Vom Alltag im Bett zum normalen Leben

von Redaktion

Wie ein Rosenheimer Arzt einer Erschöpfungssyndrom-Patientin wieder Hoffnung gab

Rosenheim – Es begann mit Fieber und grippeähnlichen Symptomen. Als Diana Hoffmann (Name von der Redaktion geändert) Anfang des Jahres 2022 erkrankte, hätte sie wohl niemals damit gerechnet, welche Folgen die harmlos erscheinenden Krankheitszeichen mit sich bringen würden. Was sich durch einen Test herausstellen sollte: Die heute 26-Jährige war am Epstein-Barr-Virus erkrankt, besser bekannt als Pfeiffersches Drüsenfieber.

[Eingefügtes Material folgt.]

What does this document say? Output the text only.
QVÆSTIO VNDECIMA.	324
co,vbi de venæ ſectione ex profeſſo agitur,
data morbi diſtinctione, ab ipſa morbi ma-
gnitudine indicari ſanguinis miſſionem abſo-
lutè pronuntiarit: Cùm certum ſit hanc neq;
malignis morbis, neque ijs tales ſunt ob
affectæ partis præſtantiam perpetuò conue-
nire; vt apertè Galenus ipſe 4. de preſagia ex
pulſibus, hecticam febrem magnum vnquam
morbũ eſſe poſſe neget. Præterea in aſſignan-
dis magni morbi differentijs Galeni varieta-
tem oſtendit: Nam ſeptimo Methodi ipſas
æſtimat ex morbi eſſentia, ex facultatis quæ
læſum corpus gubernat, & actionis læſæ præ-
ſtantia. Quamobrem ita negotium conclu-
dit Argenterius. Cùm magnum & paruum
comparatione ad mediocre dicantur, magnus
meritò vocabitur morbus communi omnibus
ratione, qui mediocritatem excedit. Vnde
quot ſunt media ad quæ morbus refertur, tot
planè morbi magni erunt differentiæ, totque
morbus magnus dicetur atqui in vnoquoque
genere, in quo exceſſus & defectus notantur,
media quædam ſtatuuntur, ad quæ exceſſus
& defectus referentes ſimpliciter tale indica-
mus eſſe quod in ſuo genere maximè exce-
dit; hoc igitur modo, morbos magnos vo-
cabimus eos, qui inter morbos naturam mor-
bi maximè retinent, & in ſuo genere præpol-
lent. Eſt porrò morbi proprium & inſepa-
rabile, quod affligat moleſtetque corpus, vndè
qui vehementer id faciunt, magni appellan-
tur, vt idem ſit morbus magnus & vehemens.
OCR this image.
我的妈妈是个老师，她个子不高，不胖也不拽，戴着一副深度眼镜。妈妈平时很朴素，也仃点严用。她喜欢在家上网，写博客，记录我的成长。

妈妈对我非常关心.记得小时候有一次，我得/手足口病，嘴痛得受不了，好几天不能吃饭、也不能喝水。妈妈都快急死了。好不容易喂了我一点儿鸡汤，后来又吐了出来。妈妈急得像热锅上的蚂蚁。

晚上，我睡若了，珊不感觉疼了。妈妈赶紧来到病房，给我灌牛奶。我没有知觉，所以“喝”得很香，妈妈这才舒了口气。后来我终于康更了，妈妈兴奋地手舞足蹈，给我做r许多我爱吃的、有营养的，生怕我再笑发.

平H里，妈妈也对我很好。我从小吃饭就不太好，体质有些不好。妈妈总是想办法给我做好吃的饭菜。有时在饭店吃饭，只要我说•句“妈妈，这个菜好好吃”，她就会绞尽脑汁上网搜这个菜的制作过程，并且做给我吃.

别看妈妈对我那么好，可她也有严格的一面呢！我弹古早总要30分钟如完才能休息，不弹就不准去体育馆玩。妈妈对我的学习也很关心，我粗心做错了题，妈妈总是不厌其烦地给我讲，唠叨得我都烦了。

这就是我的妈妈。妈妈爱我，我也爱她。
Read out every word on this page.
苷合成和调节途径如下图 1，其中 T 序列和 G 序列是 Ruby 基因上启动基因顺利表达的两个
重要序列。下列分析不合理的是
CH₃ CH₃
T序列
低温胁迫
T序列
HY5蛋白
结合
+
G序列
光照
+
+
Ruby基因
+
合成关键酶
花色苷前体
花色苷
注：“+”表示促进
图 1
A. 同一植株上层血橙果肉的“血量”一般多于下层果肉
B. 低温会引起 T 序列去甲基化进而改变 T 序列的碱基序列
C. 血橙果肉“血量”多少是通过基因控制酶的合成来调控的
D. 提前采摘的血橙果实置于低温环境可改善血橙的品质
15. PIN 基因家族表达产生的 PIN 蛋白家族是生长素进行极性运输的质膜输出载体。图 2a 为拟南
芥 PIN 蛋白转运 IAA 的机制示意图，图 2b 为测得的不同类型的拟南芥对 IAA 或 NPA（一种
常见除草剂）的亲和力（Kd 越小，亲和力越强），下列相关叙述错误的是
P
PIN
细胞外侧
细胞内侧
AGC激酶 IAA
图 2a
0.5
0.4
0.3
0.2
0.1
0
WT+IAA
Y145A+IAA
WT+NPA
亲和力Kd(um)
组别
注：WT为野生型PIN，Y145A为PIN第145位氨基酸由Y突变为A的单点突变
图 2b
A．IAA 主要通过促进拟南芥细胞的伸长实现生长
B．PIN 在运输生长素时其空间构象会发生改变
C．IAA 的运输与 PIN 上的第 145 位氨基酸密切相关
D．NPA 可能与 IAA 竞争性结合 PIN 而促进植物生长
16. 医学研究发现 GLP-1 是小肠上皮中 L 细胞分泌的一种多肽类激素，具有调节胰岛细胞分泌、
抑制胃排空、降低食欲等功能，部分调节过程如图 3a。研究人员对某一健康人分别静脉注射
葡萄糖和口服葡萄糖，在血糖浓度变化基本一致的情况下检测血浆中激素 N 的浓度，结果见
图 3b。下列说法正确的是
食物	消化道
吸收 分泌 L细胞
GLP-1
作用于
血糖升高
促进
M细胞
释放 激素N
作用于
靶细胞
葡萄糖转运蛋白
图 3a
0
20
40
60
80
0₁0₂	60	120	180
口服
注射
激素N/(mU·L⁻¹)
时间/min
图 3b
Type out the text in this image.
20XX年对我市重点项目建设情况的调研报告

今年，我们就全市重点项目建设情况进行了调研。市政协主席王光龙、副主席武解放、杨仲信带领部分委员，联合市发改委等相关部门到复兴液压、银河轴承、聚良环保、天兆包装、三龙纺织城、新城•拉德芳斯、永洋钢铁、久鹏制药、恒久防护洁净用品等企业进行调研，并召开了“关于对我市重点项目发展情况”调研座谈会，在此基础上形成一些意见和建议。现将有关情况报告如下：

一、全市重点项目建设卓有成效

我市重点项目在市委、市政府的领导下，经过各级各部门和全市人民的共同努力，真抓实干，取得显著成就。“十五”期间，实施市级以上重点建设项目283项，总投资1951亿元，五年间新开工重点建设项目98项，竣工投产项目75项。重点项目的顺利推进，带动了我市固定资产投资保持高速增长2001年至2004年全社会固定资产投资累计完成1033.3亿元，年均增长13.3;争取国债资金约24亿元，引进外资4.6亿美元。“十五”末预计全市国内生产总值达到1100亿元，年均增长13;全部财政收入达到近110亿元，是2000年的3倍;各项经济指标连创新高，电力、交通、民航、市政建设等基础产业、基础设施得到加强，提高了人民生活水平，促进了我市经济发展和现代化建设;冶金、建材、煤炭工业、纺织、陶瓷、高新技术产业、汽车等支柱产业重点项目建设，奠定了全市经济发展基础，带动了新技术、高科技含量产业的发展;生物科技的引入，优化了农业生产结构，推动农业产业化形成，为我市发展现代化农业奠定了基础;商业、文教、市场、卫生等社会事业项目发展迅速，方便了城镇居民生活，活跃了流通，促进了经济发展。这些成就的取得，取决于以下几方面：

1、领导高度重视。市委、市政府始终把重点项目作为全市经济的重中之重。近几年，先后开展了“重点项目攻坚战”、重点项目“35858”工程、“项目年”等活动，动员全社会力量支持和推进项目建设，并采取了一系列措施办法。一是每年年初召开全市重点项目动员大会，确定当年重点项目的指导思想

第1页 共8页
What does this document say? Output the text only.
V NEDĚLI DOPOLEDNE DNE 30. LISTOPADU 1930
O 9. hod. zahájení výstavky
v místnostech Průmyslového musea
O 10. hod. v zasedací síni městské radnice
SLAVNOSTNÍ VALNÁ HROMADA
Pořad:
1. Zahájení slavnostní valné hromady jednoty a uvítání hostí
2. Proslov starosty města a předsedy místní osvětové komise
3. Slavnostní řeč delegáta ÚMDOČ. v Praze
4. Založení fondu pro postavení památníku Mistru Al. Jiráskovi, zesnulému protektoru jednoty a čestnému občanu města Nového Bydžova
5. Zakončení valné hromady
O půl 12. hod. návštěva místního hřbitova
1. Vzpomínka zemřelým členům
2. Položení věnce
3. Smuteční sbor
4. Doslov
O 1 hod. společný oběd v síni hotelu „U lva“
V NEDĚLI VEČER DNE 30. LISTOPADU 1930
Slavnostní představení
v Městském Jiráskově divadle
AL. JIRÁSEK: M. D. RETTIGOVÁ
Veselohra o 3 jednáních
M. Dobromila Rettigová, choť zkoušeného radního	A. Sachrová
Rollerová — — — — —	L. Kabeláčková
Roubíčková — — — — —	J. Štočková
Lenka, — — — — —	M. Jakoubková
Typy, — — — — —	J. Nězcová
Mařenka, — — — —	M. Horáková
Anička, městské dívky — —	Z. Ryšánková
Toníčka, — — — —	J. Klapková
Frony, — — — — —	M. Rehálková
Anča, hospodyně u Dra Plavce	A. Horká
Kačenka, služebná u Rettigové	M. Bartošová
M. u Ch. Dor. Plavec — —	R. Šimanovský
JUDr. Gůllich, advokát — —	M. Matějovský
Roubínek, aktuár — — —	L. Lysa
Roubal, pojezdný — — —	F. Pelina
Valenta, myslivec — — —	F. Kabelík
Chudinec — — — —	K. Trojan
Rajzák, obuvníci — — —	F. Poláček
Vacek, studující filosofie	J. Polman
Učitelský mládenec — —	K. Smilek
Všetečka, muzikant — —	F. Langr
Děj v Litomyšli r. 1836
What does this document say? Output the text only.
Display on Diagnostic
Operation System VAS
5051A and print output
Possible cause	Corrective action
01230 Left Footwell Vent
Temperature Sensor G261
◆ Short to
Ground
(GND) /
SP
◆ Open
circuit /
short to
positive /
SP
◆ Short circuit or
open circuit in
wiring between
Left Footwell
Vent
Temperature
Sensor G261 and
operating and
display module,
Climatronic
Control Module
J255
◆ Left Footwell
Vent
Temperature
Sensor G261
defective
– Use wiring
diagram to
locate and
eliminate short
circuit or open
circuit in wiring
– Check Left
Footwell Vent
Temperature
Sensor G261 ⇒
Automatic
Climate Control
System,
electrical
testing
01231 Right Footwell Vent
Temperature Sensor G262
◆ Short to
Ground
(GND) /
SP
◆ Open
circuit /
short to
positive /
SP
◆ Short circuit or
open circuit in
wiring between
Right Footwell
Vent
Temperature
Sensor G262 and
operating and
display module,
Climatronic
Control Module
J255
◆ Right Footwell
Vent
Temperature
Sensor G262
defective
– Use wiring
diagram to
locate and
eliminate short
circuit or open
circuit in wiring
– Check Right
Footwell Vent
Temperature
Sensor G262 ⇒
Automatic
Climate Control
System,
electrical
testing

Die Erkältungssymptome verschwanden – doch die Erschöpfung blieb. Es ging sogar so weit, dass Hoffmann nicht mehr fähig war, einem geregelten Alltag nachzukommen. Jede geringste Anstrengung führte sofort wieder zu einem „Crash“. „Ich hatte für nichts mehr Energie“, beschreibt sie. Nichts ging mehr. „Es musste dunkel und still sein.“ Hinzu kamen massive Schlafstörungen. „Das ist wirklich schlimm. Man ist ohnehin den ganzen Tag schon so erschöpft und dann kann man nicht mal schlafen“, erzählt sie.

Odyssee durch
die Arztpraxen

Es folgte eine Odyssee aus Arztbesuchen, Terminen bei Heilpraktikern, Osteopathen und in Kliniken. Doch wirklich helfen konnte der jungen Frau niemand. „Bei den meisten Ärzten war ich um die zehn Minuten und dann wurde mir eine Depression diagnostiziert“, erzählt sie. Viele hätten sich schlichtweg keine Zeit genommen – sie auch nicht ernst genommen. Hätten ihr geraten, sich einfach mehr zu bewegen, an die frische Luft zu gehen. Doch an Sport und Bewegung war nicht zu denken.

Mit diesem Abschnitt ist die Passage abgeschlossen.